Again he describes miners as sinking shafts into the earth in their search for rich minerals, and despising the danger of going down into these deep excavations to obtain precious pearls and diamonds, so deep down and in such dangerful places that they are called: "Stones of thick darkness and of the shadow of death." That is, stones that you must find in thick darkness and under the shadow of death.

Elihu, in the same book, speaking of God's omniscience, says: "For his eyes are upon the ways of a man, and he seeth all his goings. There is no darkness nor shadow of death where the workers of iniquity may hide themselves."

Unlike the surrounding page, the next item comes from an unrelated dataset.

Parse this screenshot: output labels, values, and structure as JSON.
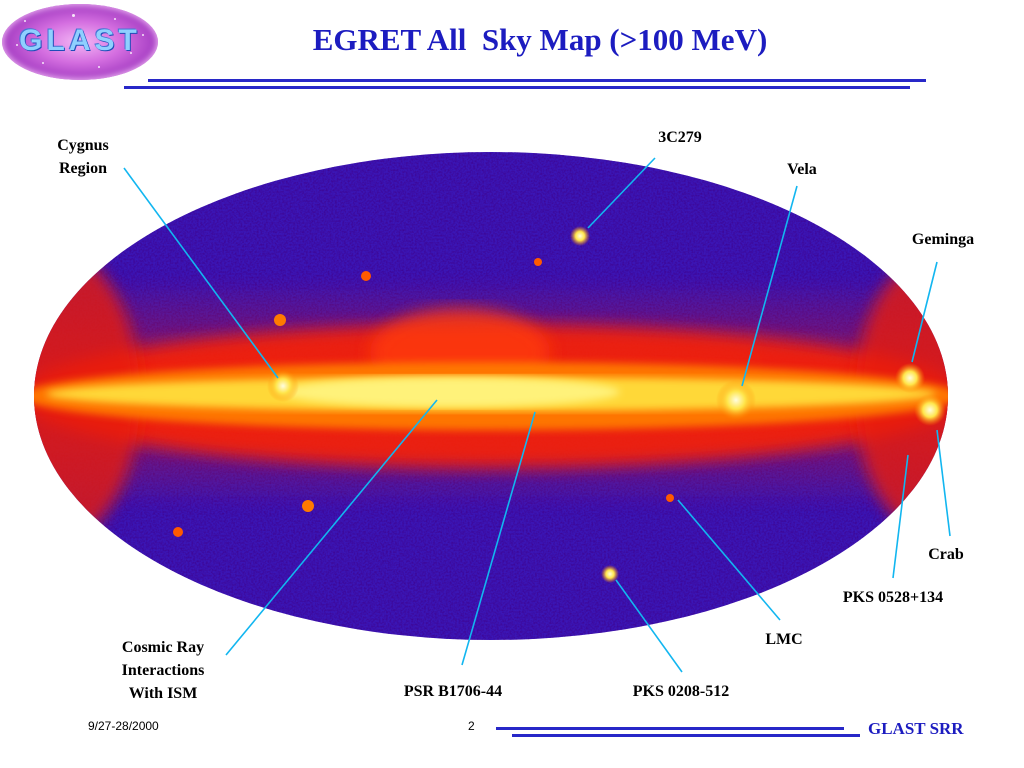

The psalmist, apart from this text, tells in one instance of some who were faithful to God though by him "sore broken in the place of jackals, and covered with the shadow of death," and in another place, of others who, because they rebelled against God, were made to sit in "darkness and in the shadow of death" until they repented and prayed for deliverance. Then the record says: "He brought them out of darkness and the shadow of death." Isaiah applies the phrase to people bespotted

with spiritual ignorance. "The people that walked in darkness have seen a great light. They that dwelt in the land of the shadow of death, upon them hath the light shined." In the New Testament this prophecy is declared to be fulfilled in the coming of Jesus into Galilee. In like manner Jeremiah applies the phrase to the judicial blindness which God sends upon those who despise light and refuse its opportunities. "Give glory to the Lord your God before he cause darkness, and before your feet stumble upon the dark mountains, and while ye look for light he turn it into the shadow of death and make it gross darkness." In the prophecy of Amos the power is ascribed to God of "turning the shadow of death into the morning and of making the day dark with night." So much of the usage of the phrase has been cited to show clearly its biblical meaning. It means not, therefore, so much the pangs and horrors of actual death as those painful apprehensions of the mind, or dreadful imaginations excited by the real or supposed danger of death.

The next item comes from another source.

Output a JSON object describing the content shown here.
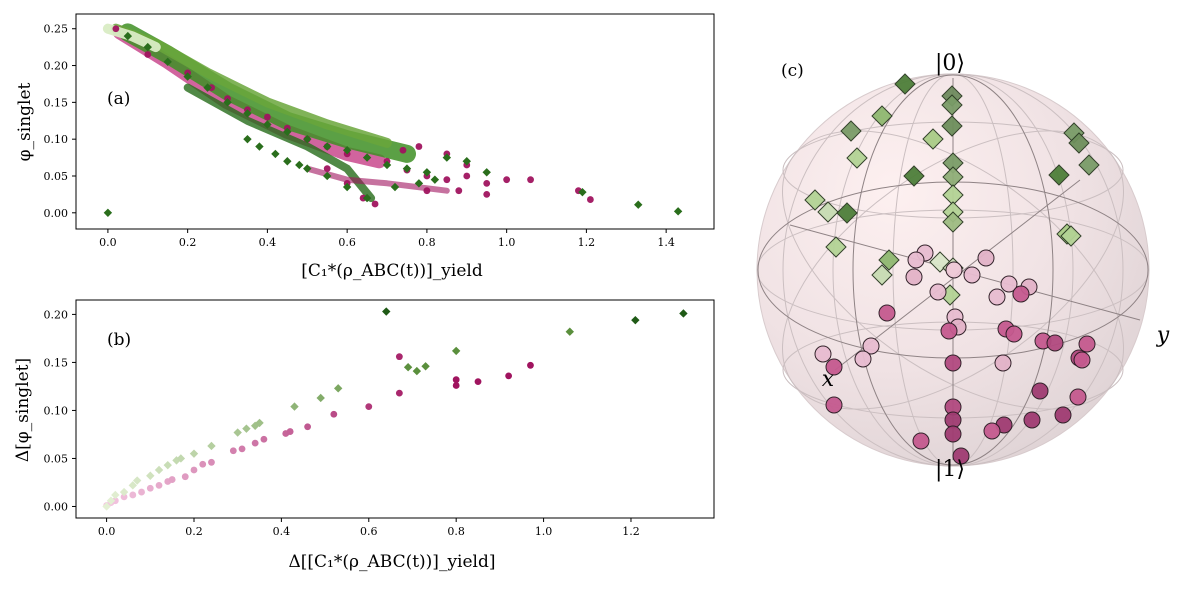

With wonderful skill Bunyan has woven into his description of this awful valley many of these scriptures. He makes the unconverted men who turn back from the journey towards heaven because they must pass through this valley, thus frightfully describe it: "The valley itself is as dark as pitch. We also saw there the hobgoblins, satyrs and dragons of the pit. We heard also in that valley a continual howling and yelling as of people under

unutterable misery who there sat bound in affliction and irons, and over that valley hang the discouraging clouds of confusion. Death also doth always spread his wings over it. In a word, it is every whit dreadful, being utterly without order." His Christian pilgrim himself finds it quite up to the mark of their description. The way through it was very narrow, shrouded in palpable darkness, shut in on one side by a deep ditch and on the other by a quagmire. Hell's mouth opened beside it, from which devouring flame leaped forth to consume him. Horrible noises of coming demons were before him and vile whisperings of blasphemy were behind him which his imagination supposed to be uttered by himself, but when most put to it he is cheered at hearing the voice of another pilgrim ahead of him quoting this very text: "Though I walk through the valley of the shadow of death I will fear no evil; for thou art with me; thy rod and thy staff they comfort me." The experience of all Christians takes them somewhat into this valley, and death, whether temporal, spiritual or eternal, is a dreadful reality, whose dark shadow, forecast, announces its approach. Yet possibly among other things the valley of the shadow of death may represent the inward distress, conflict and alarm which arise from unbelief and the supposition that God has withdrawn the light of his countenance, especially when accompanied by manifold temptations and apprehensions.